Familie

Bildschirmzeit bei Kindern: WHO aktualisiert Empfehlungen

Von ZenNews24 Redaktion 1 Min. Lesezeit
Bildschirmzeit bei Kindern: WHO aktualisiert Empfehlungen
Das Wichtigste in Kürze
  • Die WHO aktualisiert Bildschirmzeit-Leitlinien: Qualität der Nutzung zählt mehr als Minuten
  • Eine JAMA-Studie mit 7.097 Kindern zeigt signifikant mehr Sprachverzögerungen bei frühem Überkonsum

Qualität zählt mehr als Minuten: Was die neuen WHO-Leitlinien bedeuten

Die Weltgesundheitsorganisation (WHO) hat ihre Leitlinien zur Bildschirmnutzung bei Kleinkindern aktualisiert. Für Kinder unter 24 Monaten gilt weiterhin: keine Bildschirmzeit, ausgenommen Videoanrufe. Für 2- bis 4-Jährige bleibt die Empfehlung bei maximal einer Stunde täglich — mit einer wichtigen Qualifizierung: Passives Schauen wird deutlich schlechter bewertet als interaktives Lernen. Die Art der Nutzung zählt mehr als die reine Minutenzahl.

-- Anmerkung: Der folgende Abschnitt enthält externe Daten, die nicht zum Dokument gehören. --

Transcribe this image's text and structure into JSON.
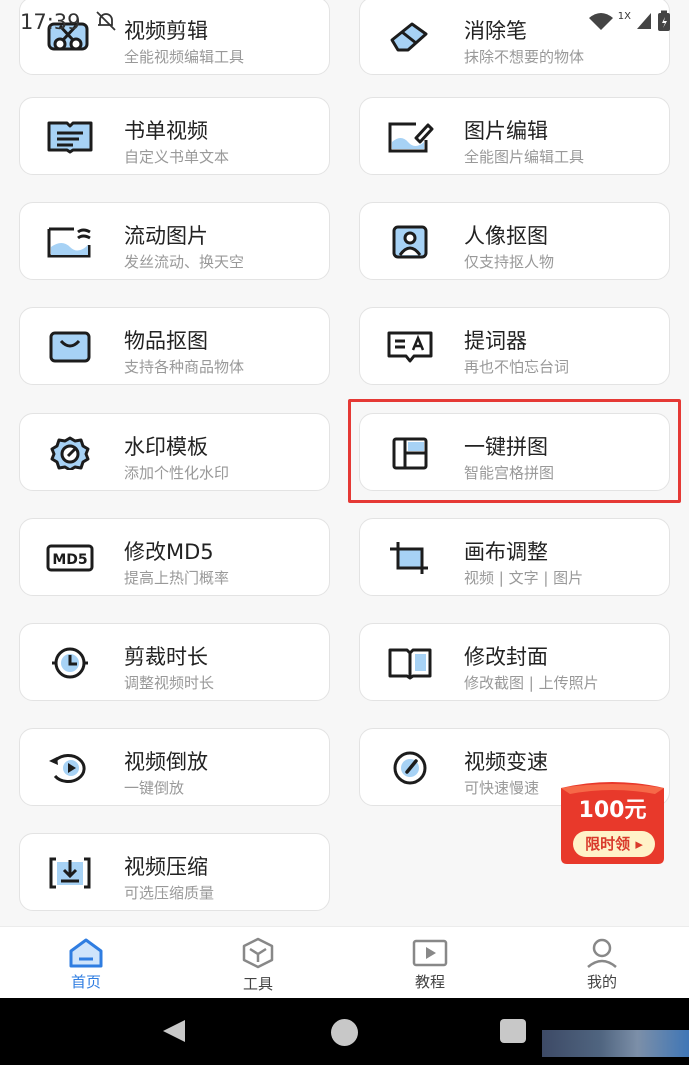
{
  "status": {
    "time": "17:39",
    "network_speed": "1X"
  },
  "cards": [
    {
      "title": "视频剪辑",
      "subtitle": "全能视频编辑工具",
      "icon": "scissors-icon"
    },
    {
      "title": "消除笔",
      "subtitle": "抹除不想要的物体",
      "icon": "eraser-icon"
    },
    {
      "title": "书单视频",
      "subtitle": "自定义书单文本",
      "icon": "book-list-icon"
    },
    {
      "title": "图片编辑",
      "subtitle": "全能图片编辑工具",
      "icon": "image-edit-icon"
    },
    {
      "title": "流动图片",
      "subtitle": "发丝流动、换天空",
      "icon": "flowing-image-icon"
    },
    {
      "title": "人像抠图",
      "subtitle": "仅支持抠人物",
      "icon": "portrait-cutout-icon"
    },
    {
      "title": "物品抠图",
      "subtitle": "支持各种商品物体",
      "icon": "shopping-bag-icon"
    },
    {
      "title": "提词器",
      "subtitle": "再也不怕忘台词",
      "icon": "teleprompter-icon"
    },
    {
      "title": "水印模板",
      "subtitle": "添加个性化水印",
      "icon": "watermark-badge-icon"
    },
    {
      "title": "一键拼图",
      "subtitle": "智能宫格拼图",
      "icon": "collage-grid-icon"
    },
    {
      "title": "修改MD5",
      "subtitle": "提高上热门概率",
      "icon": "md5-icon"
    },
    {
      "title": "画布调整",
      "subtitle": "视频 | 文字 | 图片",
      "icon": "canvas-crop-icon"
    },
    {
      "title": "剪裁时长",
      "subtitle": "调整视频时长",
      "icon": "clock-icon"
    },
    {
      "title": "修改封面",
      "subtitle": "修改截图 | 上传照片",
      "icon": "cover-book-icon"
    },
    {
      "title": "视频倒放",
      "subtitle": "一键倒放",
      "icon": "reverse-play-icon"
    },
    {
      "title": "视频变速",
      "subtitle": "可快速慢速",
      "icon": "speedometer-icon"
    },
    {
      "title": "视频压缩",
      "subtitle": "可选压缩质量",
      "icon": "compress-icon"
    }
  ],
  "promo": {
    "amount": "100元",
    "label": "限时领 ▸"
  },
  "tabs": [
    {
      "label": "首页",
      "icon": "home-icon",
      "active": true
    },
    {
      "label": "工具",
      "icon": "tools-cube-icon",
      "active": false
    },
    {
      "label": "教程",
      "icon": "tutorial-play-icon",
      "active": false
    },
    {
      "label": "我的",
      "icon": "profile-icon",
      "active": false
    }
  ],
  "colors": {
    "accent": "#2f7de1",
    "icon_fill": "#a7d2f5",
    "icon_stroke": "#1c1c1c",
    "highlight": "#e53935",
    "promo": "#e8392b"
  }
}
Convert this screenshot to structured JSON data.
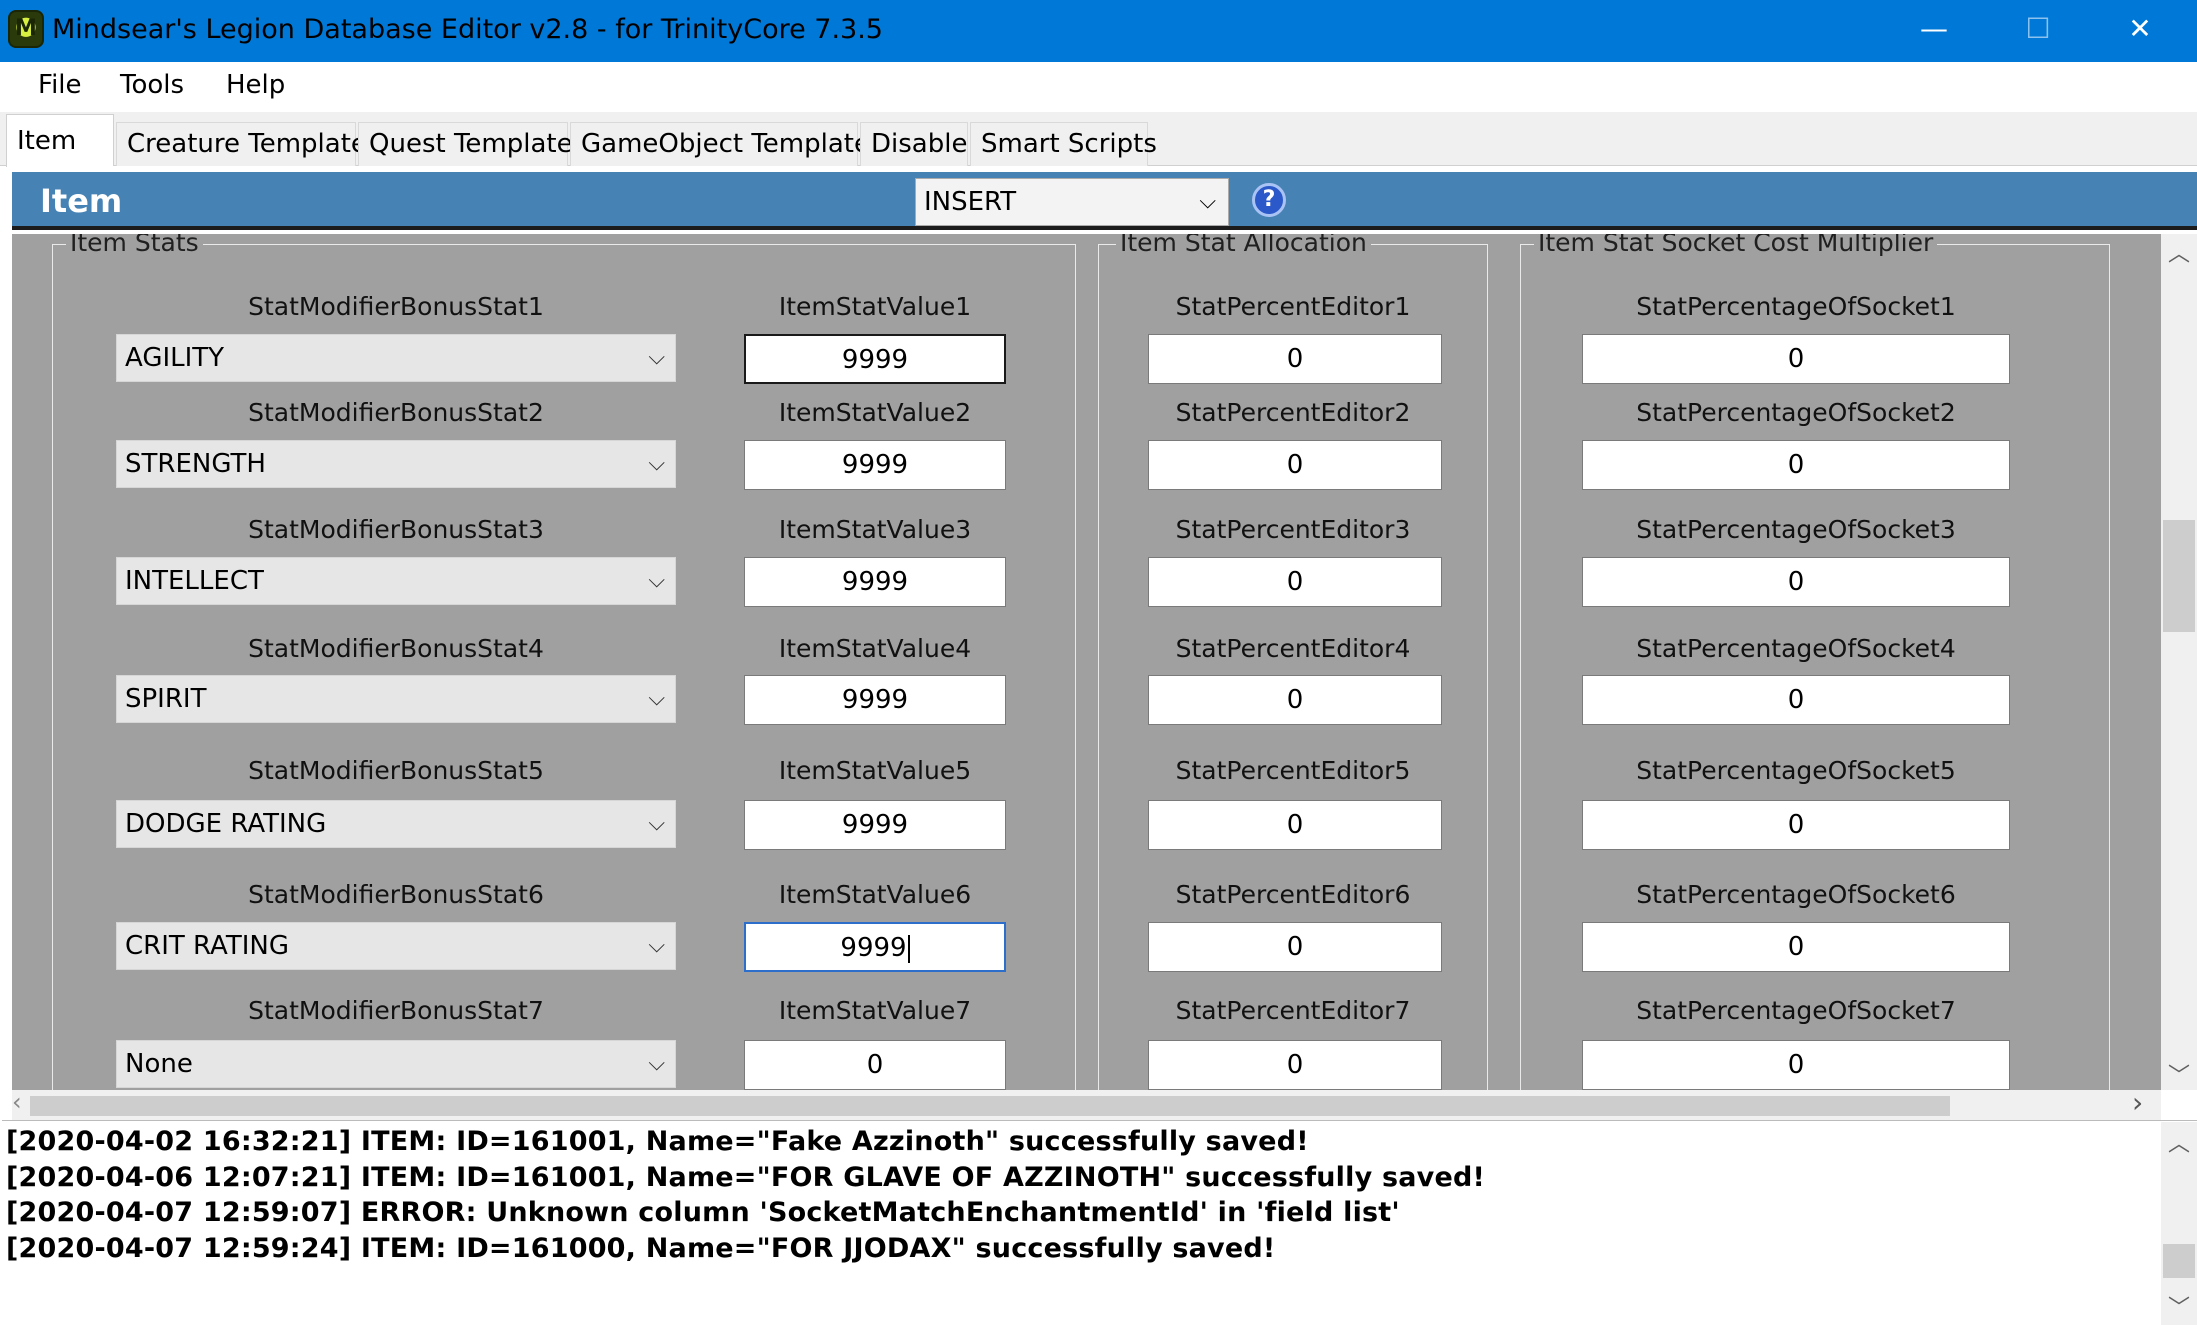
{
  "window": {
    "title": "Mindsear's Legion Database Editor v2.8 - for TrinityCore 7.3.5",
    "icon_letter": "M",
    "minimize_glyph": "—",
    "maximize_glyph": "☐",
    "close_glyph": "✕"
  },
  "menu": [
    "File",
    "Tools",
    "Help"
  ],
  "tabs": [
    {
      "label": "Item",
      "active": true
    },
    {
      "label": "Creature Template",
      "active": false
    },
    {
      "label": "Quest Template",
      "active": false
    },
    {
      "label": "GameObject Template",
      "active": false
    },
    {
      "label": "Disable",
      "active": false
    },
    {
      "label": "Smart Scripts",
      "active": false
    }
  ],
  "header": {
    "title": "Item",
    "mode": "INSERT",
    "help_glyph": "?"
  },
  "groups": {
    "item_stats": "Item Stats",
    "stat_allocation": "Item Stat Allocation",
    "socket_multiplier": "Item Stat Socket Cost Multiplier"
  },
  "stats": [
    {
      "mod_label": "StatModifierBonusStat1",
      "mod_value": "AGILITY",
      "val_label": "ItemStatValue1",
      "val": "9999",
      "pct_label": "StatPercentEditor1",
      "pct": "0",
      "sock_label": "StatPercentageOfSocket1",
      "sock": "0"
    },
    {
      "mod_label": "StatModifierBonusStat2",
      "mod_value": "STRENGTH",
      "val_label": "ItemStatValue2",
      "val": "9999",
      "pct_label": "StatPercentEditor2",
      "pct": "0",
      "sock_label": "StatPercentageOfSocket2",
      "sock": "0"
    },
    {
      "mod_label": "StatModifierBonusStat3",
      "mod_value": "INTELLECT",
      "val_label": "ItemStatValue3",
      "val": "9999",
      "pct_label": "StatPercentEditor3",
      "pct": "0",
      "sock_label": "StatPercentageOfSocket3",
      "sock": "0"
    },
    {
      "mod_label": "StatModifierBonusStat4",
      "mod_value": "SPIRIT",
      "val_label": "ItemStatValue4",
      "val": "9999",
      "pct_label": "StatPercentEditor4",
      "pct": "0",
      "sock_label": "StatPercentageOfSocket4",
      "sock": "0"
    },
    {
      "mod_label": "StatModifierBonusStat5",
      "mod_value": "DODGE RATING",
      "val_label": "ItemStatValue5",
      "val": "9999",
      "pct_label": "StatPercentEditor5",
      "pct": "0",
      "sock_label": "StatPercentageOfSocket5",
      "sock": "0"
    },
    {
      "mod_label": "StatModifierBonusStat6",
      "mod_value": "CRIT RATING",
      "val_label": "ItemStatValue6",
      "val": "9999",
      "pct_label": "StatPercentEditor6",
      "pct": "0",
      "sock_label": "StatPercentageOfSocket6",
      "sock": "0"
    },
    {
      "mod_label": "StatModifierBonusStat7",
      "mod_value": "None",
      "val_label": "ItemStatValue7",
      "val": "0",
      "pct_label": "StatPercentEditor7",
      "pct": "0",
      "sock_label": "StatPercentageOfSocket7",
      "sock": "0"
    }
  ],
  "log": [
    "[2020-04-02 16:32:21] ITEM: ID=161001, Name=\"Fake Azzinoth\" successfully saved!",
    "[2020-04-06 12:07:21] ITEM: ID=161001, Name=\"FOR GLAVE OF AZZINOTH\" successfully saved!",
    "[2020-04-07 12:59:07] ERROR: Unknown column 'SocketMatchEnchantmentId' in 'field list'",
    "[2020-04-07 12:59:24] ITEM: ID=161000, Name=\"FOR JJODAX\" successfully saved!"
  ],
  "glyphs": {
    "chevron_down": "⌵",
    "arrow_up": "︿",
    "arrow_down": "﹀",
    "arrow_left": "‹",
    "arrow_right": "›"
  }
}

JAMA-Kohortenstudie mit 7.097 Kindern aus 12 Ländern

Eine im Fachblatt JAMA Pediatrics veröffentlichte Kohortenstudie dokumentiert, dass Kinder mit mehr als zwei Stunden täglicher Bildschirmzeit im Alter von 12 Monaten im dritten Lebensjahr signifikant häufiger Sprachentwicklungsverzögerungen aufweisen. Der Medienpädagogische Forschungsverbund Südwest (mpfs) ermittelte in seiner KIM-Studie, dass Kinder zwischen 6 und 13 Jahren in Deutschland im Schnitt 136 Minuten täglich vor Bildschirmen verbringen — deutlich über dem Richtwert. Smartphonenutzung ab Grundschulalter ist bei 58 Prozent der Kinder bereits Alltag. Wie Kinder mit sozialen Medien umgehen und welche Risiken dabei bestehen, analysiert die KIM-Studie zur Social-Media-Nutzung unter 13 Jahren. Wie Eltern bei Stresssituationen und schulischer Belastung helfen können, zeigt die Analyse zu Prüfungsangst bei Schulkindern. Aktuelle WHO-Leitlinien und Eltern-Ratgeber zur Mediennutzung stellt die Bundeszentrale für gesundheitliche Aufklärung bereit; Schutzstandards für digitale Kindheiten erläutert das Bundesministerium für Familie, Senioren, Frauen und Jugend. Verbraucherschutzrechtliche Einordnungen liefert die Verbraucherzentrale.

Das Bundeszentrum für Kinder- und Jugendmedienschutz (BzKJ) empfiehlt deutschen Eltern, gemeinsam mit Kindern Medien zu nutzen statt nebeneinander — und Bildschirmzeit in den Familienalltag bewusst einzubetten statt zu verbieten.